Figure 5. Self-organisation of hESCs in response to extracellular matrix signaling.

hESCs were plated in a 3D matrix of matrigel and analysed at the indicated time points. a, hESCs stained for OCT4 as a marker of pluripotency, aPKC as marker of apical polarisation and F-actin to reveal the general organisation of the cells. b, hESCs stained for PAR-6 and F-actin. The size of the lumen was quantified. Data is shown as average ± s.e.m. Note the increase in lumen size with time (n=10 hESC organoids per time point). Unpaired two-tailed Student’s t test with Welch’s correction, **p=0.0049. c, hESCs stained for the centrosome marker γ-Tubulin and F-actin. Arrowheads indicate the polarised apical localization of the centrosome. The nucleus centrosome angle with respect to the nucleus-nucleus axis is shown. Each dot represents an individual centrosome. Data is shown as average ± s.e.m. (n=19 centrosomes). d, hESCs stained for the Golgi marker GM130 and F-actin. Arrowheads indicate the polarised apical localization of the Golgi. All scale bars, 10 μm. These data involved the assessment of a minimum of 10 hESC organoids per panel, all of which showed the indicated phenotype. Images are representative of a minimum of 2 independent experiments per panel.

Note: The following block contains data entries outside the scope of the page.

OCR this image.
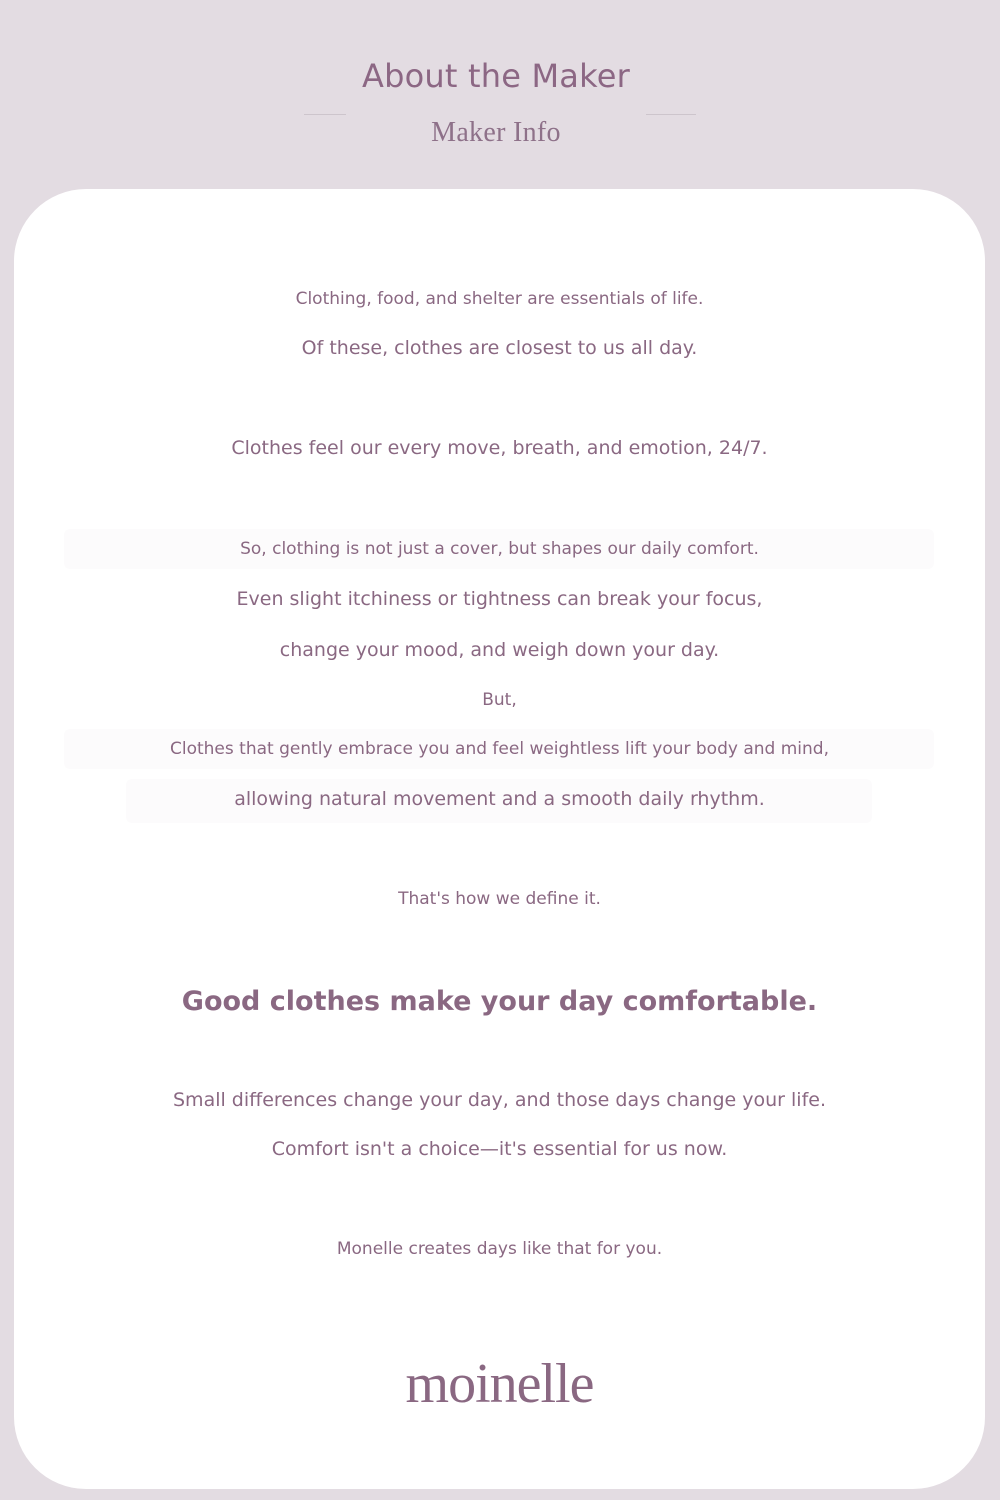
About the Maker
Maker Info
Clothing, food, and shelter are essentials of life.
Of these, clothes are closest to us all day.
Clothes feel our every move, breath, and emotion, 24/7.
So, clothing is not just a cover, but shapes our daily comfort.
Even slight itchiness or tightness can break your focus,
change your mood, and weigh down your day.
But,
Clothes that gently embrace you and feel weightless lift your body and mind,
allowing natural movement and a smooth daily rhythm.
That's how we define it.
Good clothes make your day comfortable.
Small differences change your day, and those days change your life.
Comfort isn't a choice—it's essential for us now.
Monelle creates days like that for you.
moinelle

Figure 6. Self-organisation of hiPSCs in response to extracellular matrix signaling.

hiPSCs were plated in a 3D matrix of matrigel and analysed at the indicated time points. a-b, hiPSCs stained for aPKC, OCT-4 and F-actin. c, hiPSCs stained for PAR-6, GM130 and F-actin. d, hiPSCs cultured in the presence of the ROCK inhibitor Y-27632 and stained for aPKC and F-actin. e-f, hiPSCs cultured in the presence (e) or absence (f) of ROCK inhibitor, and stained for PODXL and F-actin g, hiPSCs were treated with the caspase 3 inhibitor Z-DEVD FMK and lumen formation was analysed 24 and 48 hours after plating by staining for aPKC and F-actin. h, Quantification of lumen formation in the presence of Z-DEVD FMK. Data is shown as a contingency table. Fisher’s exact test. ns: not significant (n=12 hiPSC organoids per condition -24h time point-; n=10 hiPSC organoids per condition -48h time point-). Data presented in this figure involved the assessment of a minimum of 10 hESC organoids per panel and per condition across a minimum of 2 independent experiments per panel.